====================
Running the Pipeline
====================

.. _activate:

Activating the Pipeline
=======================

You must always ensure that the virtualenv that you installed into during the
:doc:`installation` is activated prior to running any portion of the pipeline.

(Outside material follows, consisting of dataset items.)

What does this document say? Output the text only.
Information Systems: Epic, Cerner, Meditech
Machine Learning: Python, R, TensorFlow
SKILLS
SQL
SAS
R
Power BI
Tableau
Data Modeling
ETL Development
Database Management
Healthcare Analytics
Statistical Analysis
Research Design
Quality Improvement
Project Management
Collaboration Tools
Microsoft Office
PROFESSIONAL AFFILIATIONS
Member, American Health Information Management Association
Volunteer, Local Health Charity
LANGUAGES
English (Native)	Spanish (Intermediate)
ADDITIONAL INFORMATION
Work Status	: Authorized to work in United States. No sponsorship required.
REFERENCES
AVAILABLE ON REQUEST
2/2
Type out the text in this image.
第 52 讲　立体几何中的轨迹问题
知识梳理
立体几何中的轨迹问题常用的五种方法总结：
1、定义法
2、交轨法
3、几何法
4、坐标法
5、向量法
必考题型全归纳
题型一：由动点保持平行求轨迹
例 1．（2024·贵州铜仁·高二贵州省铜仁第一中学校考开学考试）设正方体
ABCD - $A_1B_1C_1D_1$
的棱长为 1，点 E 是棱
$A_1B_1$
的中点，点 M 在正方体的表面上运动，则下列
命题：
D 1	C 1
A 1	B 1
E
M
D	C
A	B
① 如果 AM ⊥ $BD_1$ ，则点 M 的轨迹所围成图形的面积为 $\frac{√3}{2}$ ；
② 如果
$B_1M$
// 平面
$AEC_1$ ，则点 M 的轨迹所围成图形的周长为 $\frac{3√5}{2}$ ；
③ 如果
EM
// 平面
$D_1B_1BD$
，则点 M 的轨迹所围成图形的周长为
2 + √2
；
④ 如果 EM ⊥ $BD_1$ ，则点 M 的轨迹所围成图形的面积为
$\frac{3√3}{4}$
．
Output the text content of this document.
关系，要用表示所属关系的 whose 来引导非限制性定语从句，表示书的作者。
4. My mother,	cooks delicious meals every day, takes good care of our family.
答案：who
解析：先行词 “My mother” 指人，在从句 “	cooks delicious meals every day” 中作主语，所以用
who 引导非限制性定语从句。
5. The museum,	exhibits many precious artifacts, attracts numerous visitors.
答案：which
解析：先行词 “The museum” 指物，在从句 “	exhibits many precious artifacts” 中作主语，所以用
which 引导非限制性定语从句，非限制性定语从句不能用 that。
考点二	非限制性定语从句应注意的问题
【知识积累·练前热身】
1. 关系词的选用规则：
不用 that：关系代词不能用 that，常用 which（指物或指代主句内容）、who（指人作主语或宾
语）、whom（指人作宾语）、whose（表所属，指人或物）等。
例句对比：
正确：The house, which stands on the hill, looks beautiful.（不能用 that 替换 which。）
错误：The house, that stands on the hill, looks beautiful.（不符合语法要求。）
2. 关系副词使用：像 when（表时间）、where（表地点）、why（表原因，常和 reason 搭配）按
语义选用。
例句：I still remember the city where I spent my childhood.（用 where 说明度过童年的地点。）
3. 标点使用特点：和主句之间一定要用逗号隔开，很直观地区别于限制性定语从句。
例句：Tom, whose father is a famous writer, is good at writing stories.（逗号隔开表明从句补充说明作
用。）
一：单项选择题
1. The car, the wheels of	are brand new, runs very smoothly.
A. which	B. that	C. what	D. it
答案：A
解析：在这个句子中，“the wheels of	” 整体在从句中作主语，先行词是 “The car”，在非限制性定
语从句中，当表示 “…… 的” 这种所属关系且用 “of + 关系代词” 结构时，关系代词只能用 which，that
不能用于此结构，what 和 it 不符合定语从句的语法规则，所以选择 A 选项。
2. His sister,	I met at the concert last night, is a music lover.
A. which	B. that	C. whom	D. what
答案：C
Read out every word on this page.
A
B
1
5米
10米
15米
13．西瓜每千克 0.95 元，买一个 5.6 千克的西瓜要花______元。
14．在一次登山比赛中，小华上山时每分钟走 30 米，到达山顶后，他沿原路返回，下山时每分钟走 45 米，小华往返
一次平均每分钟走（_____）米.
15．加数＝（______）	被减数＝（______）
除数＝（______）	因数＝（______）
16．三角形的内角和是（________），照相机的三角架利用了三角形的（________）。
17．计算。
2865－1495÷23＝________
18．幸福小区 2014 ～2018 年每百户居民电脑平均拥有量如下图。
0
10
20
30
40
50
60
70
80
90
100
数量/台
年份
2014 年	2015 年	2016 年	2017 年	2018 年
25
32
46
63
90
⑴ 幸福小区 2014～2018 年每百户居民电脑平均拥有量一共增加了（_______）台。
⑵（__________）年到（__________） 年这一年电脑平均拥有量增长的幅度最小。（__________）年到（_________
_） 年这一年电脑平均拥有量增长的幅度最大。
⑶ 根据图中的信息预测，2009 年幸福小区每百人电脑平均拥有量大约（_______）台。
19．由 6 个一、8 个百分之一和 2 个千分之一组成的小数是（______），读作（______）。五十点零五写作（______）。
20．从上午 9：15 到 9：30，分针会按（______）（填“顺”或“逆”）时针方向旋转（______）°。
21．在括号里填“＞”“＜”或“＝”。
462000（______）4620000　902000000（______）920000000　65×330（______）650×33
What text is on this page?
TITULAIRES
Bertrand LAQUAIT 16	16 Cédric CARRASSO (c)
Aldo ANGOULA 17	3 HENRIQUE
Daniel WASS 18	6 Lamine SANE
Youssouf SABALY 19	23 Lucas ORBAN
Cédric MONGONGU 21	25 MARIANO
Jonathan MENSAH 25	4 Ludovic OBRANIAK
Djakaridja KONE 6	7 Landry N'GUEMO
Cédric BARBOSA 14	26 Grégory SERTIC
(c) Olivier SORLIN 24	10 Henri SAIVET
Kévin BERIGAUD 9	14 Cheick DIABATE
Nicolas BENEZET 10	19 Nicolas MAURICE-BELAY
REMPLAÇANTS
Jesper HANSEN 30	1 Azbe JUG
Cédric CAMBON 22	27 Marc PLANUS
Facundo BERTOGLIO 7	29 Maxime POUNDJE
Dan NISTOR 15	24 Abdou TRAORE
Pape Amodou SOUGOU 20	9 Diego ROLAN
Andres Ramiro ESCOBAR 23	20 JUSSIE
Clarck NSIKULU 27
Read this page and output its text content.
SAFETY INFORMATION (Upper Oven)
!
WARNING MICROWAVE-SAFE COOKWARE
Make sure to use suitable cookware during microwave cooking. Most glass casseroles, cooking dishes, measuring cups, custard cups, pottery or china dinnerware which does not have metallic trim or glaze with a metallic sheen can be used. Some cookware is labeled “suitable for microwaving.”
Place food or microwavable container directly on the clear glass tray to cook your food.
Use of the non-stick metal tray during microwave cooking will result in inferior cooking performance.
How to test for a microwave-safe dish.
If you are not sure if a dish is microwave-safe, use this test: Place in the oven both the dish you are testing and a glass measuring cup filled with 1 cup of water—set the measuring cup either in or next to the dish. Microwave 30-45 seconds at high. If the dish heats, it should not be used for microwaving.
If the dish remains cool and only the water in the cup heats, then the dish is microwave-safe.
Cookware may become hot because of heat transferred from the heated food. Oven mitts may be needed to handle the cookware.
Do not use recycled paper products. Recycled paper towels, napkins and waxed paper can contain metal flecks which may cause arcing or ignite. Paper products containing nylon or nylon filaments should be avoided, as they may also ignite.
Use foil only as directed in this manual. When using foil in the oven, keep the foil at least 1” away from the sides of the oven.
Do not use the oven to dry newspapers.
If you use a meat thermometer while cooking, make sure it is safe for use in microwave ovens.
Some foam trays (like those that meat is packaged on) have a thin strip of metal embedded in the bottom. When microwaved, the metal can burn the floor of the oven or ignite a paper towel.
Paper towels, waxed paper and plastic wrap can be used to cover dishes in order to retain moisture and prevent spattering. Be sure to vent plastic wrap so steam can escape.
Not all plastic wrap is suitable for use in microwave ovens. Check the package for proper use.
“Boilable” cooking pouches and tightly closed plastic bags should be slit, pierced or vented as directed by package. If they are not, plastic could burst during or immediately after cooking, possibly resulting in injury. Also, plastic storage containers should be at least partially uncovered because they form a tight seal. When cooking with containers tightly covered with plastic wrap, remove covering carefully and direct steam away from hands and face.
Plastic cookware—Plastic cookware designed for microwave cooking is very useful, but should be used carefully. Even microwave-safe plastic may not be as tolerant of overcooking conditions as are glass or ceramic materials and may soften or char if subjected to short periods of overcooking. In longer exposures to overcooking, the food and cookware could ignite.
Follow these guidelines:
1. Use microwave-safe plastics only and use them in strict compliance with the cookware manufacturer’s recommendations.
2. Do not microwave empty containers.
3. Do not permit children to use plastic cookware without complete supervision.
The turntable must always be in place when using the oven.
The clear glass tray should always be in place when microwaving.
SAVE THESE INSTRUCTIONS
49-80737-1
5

You only have to do this if you have closed your terminal since the last time your
activated.

You need to specify the full path to the activate script such as

.. code-block:: bash

    $> . /path/to/puticr/puticr/bin/activate


You can read more about what virtualenv is `here <https://virtualenv.pypa.io/en/latest/>`_

To get help
===========

.. code-block:: bash

    puticr_cli -h 

If your fastq file has a `.fq.gz` extension, make sure to rename to `tissueName.*.fastq.gz` extension and it should be gzipped. 
The name of the fastq file does matter. For example, Brain.21423B_S1_R1_001.fastq.gz, Liver.21423L_S3_R1_001.fastq.gz, oocyte.5423B_S1_R1_001.fastq.gz, 
Brain.21424B_S5_R1_001.fastq.gz

General pipeline flowchart
==========================

.. image:: _static/images/flowchart.png

Usage Examples
==============

You must use  `TissueName`.*.fastq.gz``

Typical Usage with germ cell tissues such as kidney, liver, brain ...
---------------------------------------------------------------------

In this case, the goal is to find a region where the genome is methylated 50%. We will use the lower methylation cutoff of 0.3 and the upper cutoff 0.7.
Don't forget to store the `tissueName.*.fastq.gz` file under any directory name and pass to -f option. I suggest to store the raw data into separate folders.
One for somatic tissue fastq.gz  files and the other for gamet cells (oocyte and sperm). The pipleline only  support single end reads. 

.. code-block:: bash

    puticr_cli  -o outputDir1 -f testData/raw  -l 6 -c 12  -L 0.3 -U 0.7  --indexed=no --refGenome=hs_chr6.fa --refGenomeDir=testData/genome2/

Gamet cells (oocyte and sperm)
------------------------------

The goal is to find a region where the genome is methylated 100%

   .. code-block:: bash
           
       puticr_cli  -o outputDir2 -f testData/raw  -l 6 -c 12  -L 0.8 -U 1.0 --indexed=no --refGenome=hs_chr6.fa --refGenomeDir=testData/genome2/


To index your own genome and run the pipeline 
---------------------------------------------

Assuming you downlaoded and saved `hs38.fa` under `mygenome/genome3/`, you will turn on `indexed=yes`. Indexing a genome is a slower process, be petient. 

.. code-block:: bash

       puticr_cli  -o outputDir1 -f testData/raw  -l 6 -c 12  -L 0.3 -U 0.7  --indexed=yes --refGenome=hs38.fa --refGenomeDir=mygenome/genome3/


Then, the next time you run a different data or the same data. You don't need to re-index. This is a one time process unless you used different version of the genome.

Don't forget to change `--indexed=no`.

.. code-block:: bash
       
    puticr_cli  -o outputDir2 -f testData/raw  -l 6 -c 12  -L 0.8 -U 1.0 --indexed=no --refGenome=hs38.fa --refGenomeDir=mygenome/genome3/


Checking error logs
===================

If it fails then an error is reported that generally suggest where it failed by
checking the key files created at each stage. Most likely, the error occurs on the 
suggested stage or the stage before it. You will likely have to check the log files
to get an idea what went wrong and go from there.